The solo career of Elkie Brooks went nowhere. Robert Palmer’s success would take a little time, but eventually he enjoyed enormous popularity.
I first met the late Robert Palmer a few years prior to his music catching on big time. A representative from his record company brought him to WMMR to meet me. I had thought that his singing with Vinegar Joe showed some real potential and all of us at WMMR were delighted to play his first solo record called SNEAKING SALLY THROUGH THE ALLEY.
Even though the album only had limited success here in the US (reached 109 on the Billboard album charts), I was more than anxious to hear his new LP in 1975 and have a chat with him about it.

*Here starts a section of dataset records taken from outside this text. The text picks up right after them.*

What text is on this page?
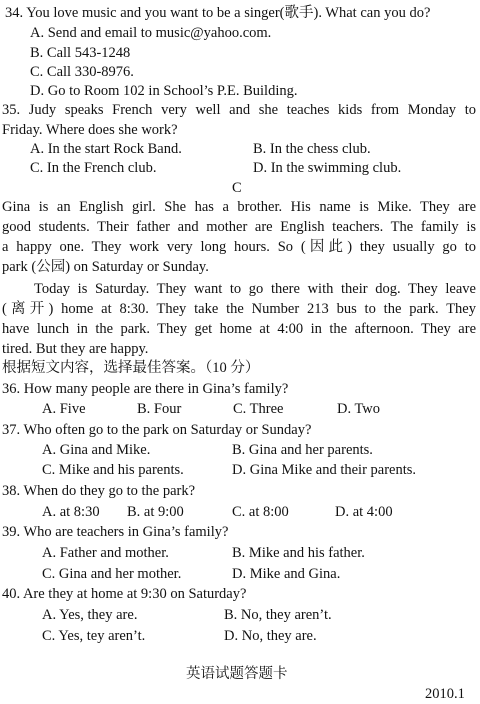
34. You love music and you want to be a singer(歌手). What can you do?
A. Send and email to music@yahoo.com.
B. Call 543-1248
C. Call 330-8976.
D. Go to Room 102 in School’s P.E. Building.
35. Judy speaks French very well and she teaches kids from Monday to
Friday. Where does she work?
A. In the start Rock Band.	B. In the chess club.
C. In the French club.	D. In the swimming club.
C
Gina is an English girl. She has a brother. His name is Mike. They are
good students. Their father and mother are English teachers. The family is
a happy one. They work very long hours. So (因此) they usually go to
park (公园) on Saturday or Sunday.
Today is Saturday. They want to go there with their dog. They leave
(离开) home at 8:30. They take the Number 213 bus to the park. They
have lunch in the park. They get home at 4:00 in the afternoon. They are
tired. But they are happy.
根据短文内容，选择最佳答案。（10 分）
36. How many people are there in Gina’s family?
A. Five	B. Four	C. Three	D. Two
37. Who often go to the park on Saturday or Sunday?
A. Gina and Mike.	B. Gina and her parents.
C. Mike and his parents.	D. Gina Mike and their parents.
38. When do they go to the park?
A. at 8:30 B. at 9:00	C. at 8:00	D. at 4:00
39. Who are teachers in Gina’s family?
A. Father and mother.	B. Mike and his father.
C. Gina and her mother.	D. Mike and Gina.
40. Are they at home at 9:30 on Saturday?
A. Yes, they are.	B. No, they aren’t.
C. Yes, tey aren’t.	D. No, they are.
英语试题答题卡
2010.1
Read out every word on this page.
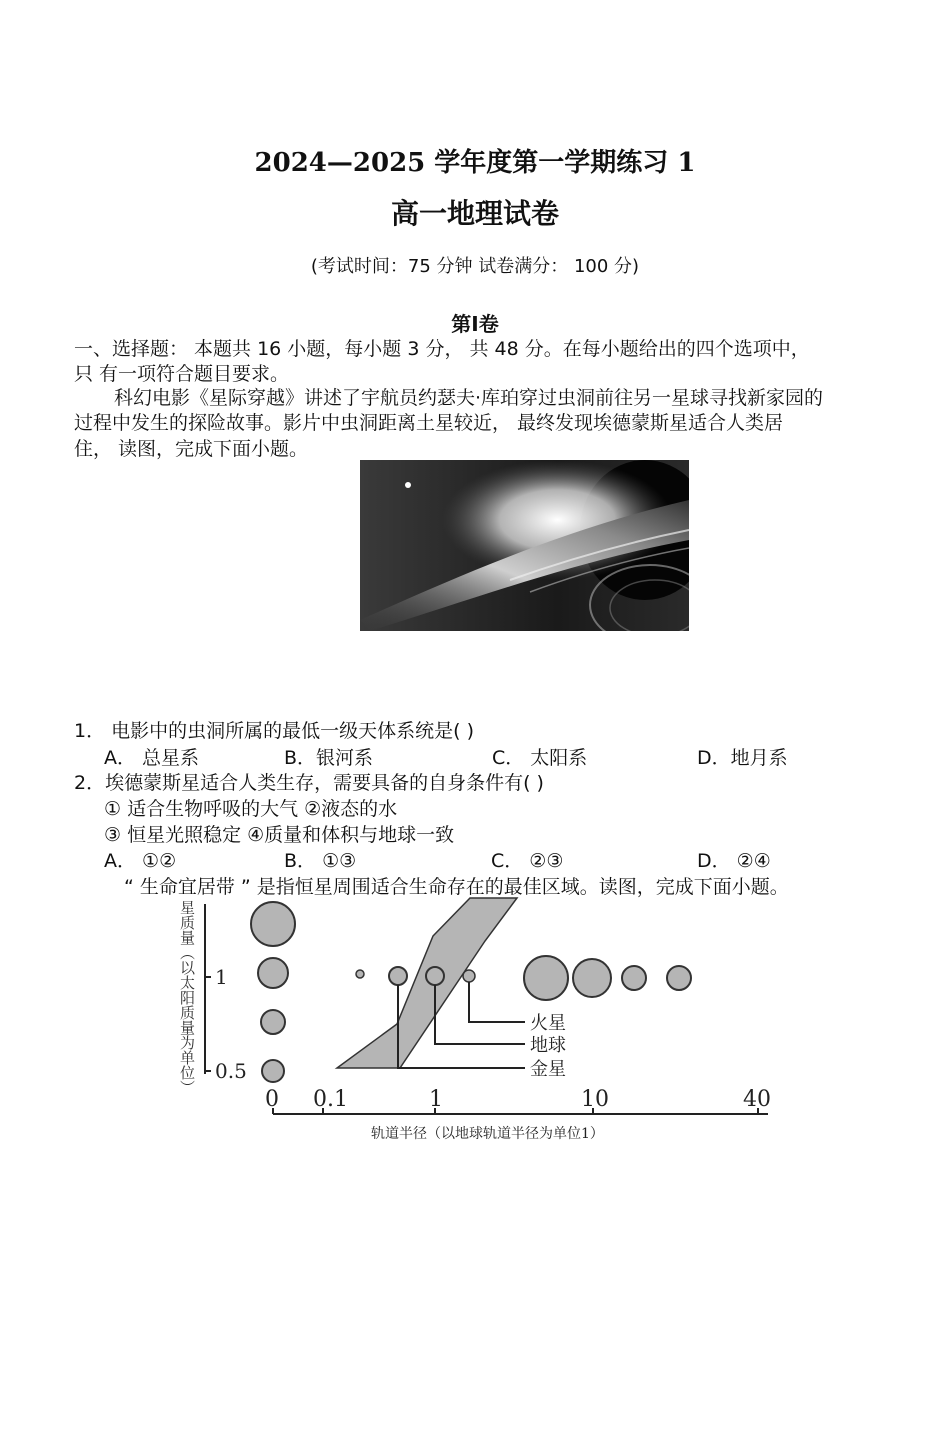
2024—2025 学年度第一学期练习 1
高一地理试卷
(考试时间：75 分钟 试卷满分： 100 分)
第I卷
一、选择题： 本题共 16 小题，每小题 3 分， 共 48 分。在每小题给出的四个选项中，
只 有一项符合题目要求。
科幻电影《星际穿越》讲述了宇航员约瑟夫·库珀穿过虫洞前往另一星球寻找新家园的
过程中发生的探险故事。影片中虫洞距离土星较近， 最终发现埃德蒙斯星适合人类居
住， 读图，完成下面小题。
1． 电影中的虫洞所属的最低一级天体系统是( )
A． 总星系	B．银河系	C． 太阳系	D．地月系
2．埃德蒙斯星适合人类生存，需要具备的自身条件有( )
① 适合生物呼吸的大气 ②液态的水
③ 恒星光照稳定 ④质量和体积与地球一致
A． ①②	B． ①③	C． ②③	D． ②④
“ 生命宜居带 ” 是指恒星周围适合生命存在的最佳区域。读图，完成下面小题。
星质量（以太阳质量为单位） 1
0.5
火星
地球
金星
0 0.1	1	10	40
轨道半径（以地球轨道半径为单位1）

What a marvelous first impression he made. Robert was not only very articulate and charming, but he was very different from the majority of the rock stars that I had previously met. The thing that would strike you first was his appearance. Unlike other rock stars of that time period, Robert was very neatly dressed. Even on stage he wore and suit and tie. His hair was cut short and so well groomed that there wasn’t a single hair out of place.
Soon I learned that Robert and I had some things in common. For one thing, his father and mine both had naval careers. Both were officers in different countries. His father was a member the British Naval Intelligence.
Another common link we shared was that we both got an education in music by listening to the radio. Robert’s education on American music was a result of his family moving around the world where he could hear American Armed Services radio. That is where he was introduced to American Jazz, rock, Blues and soul music.
Despite the fact that the music of Robert Palmer didn’t take off with his 1975 release called PRESSURE DROP, I always thought he would make it big at eventually. His live show was as perfect as his hair. I enjoyed the show so much that when I was in Pittsburgh and saw that he was doing a concert in Wheeling, West Virginia, I jumped in the car and drove south to the show.
Much to my surprise there were a lot of good seats still available when I got to Wheeling. Apparently the word on what a great performer Robert Palmer was had not yet reached West Virginia. In fact, the place was practically empty.
The small crowd was still treated to a fantastic show. If Palmer was upset by the sparse turnout, you would never have guessed it. Most performers would have just gone through the motions and packed up. Not Robert Palmer, he not only played his heart out, he did an encore! He was a true professional.
Very soon after that concert in Wheeling I was delighted to see his career explode. “Every Kind of People” and “Bad Case of Loving You” led the way. Other hits followed and Robert returned to Philadelphia to a cheering, sold out crowds. His popularity continued through the 80’s and 90’s.
Then on September 27, 2003 the sad announcement came. The night before Robert Palmer had died of a heart attack in a Paris, France hotel. We had lost another special artist.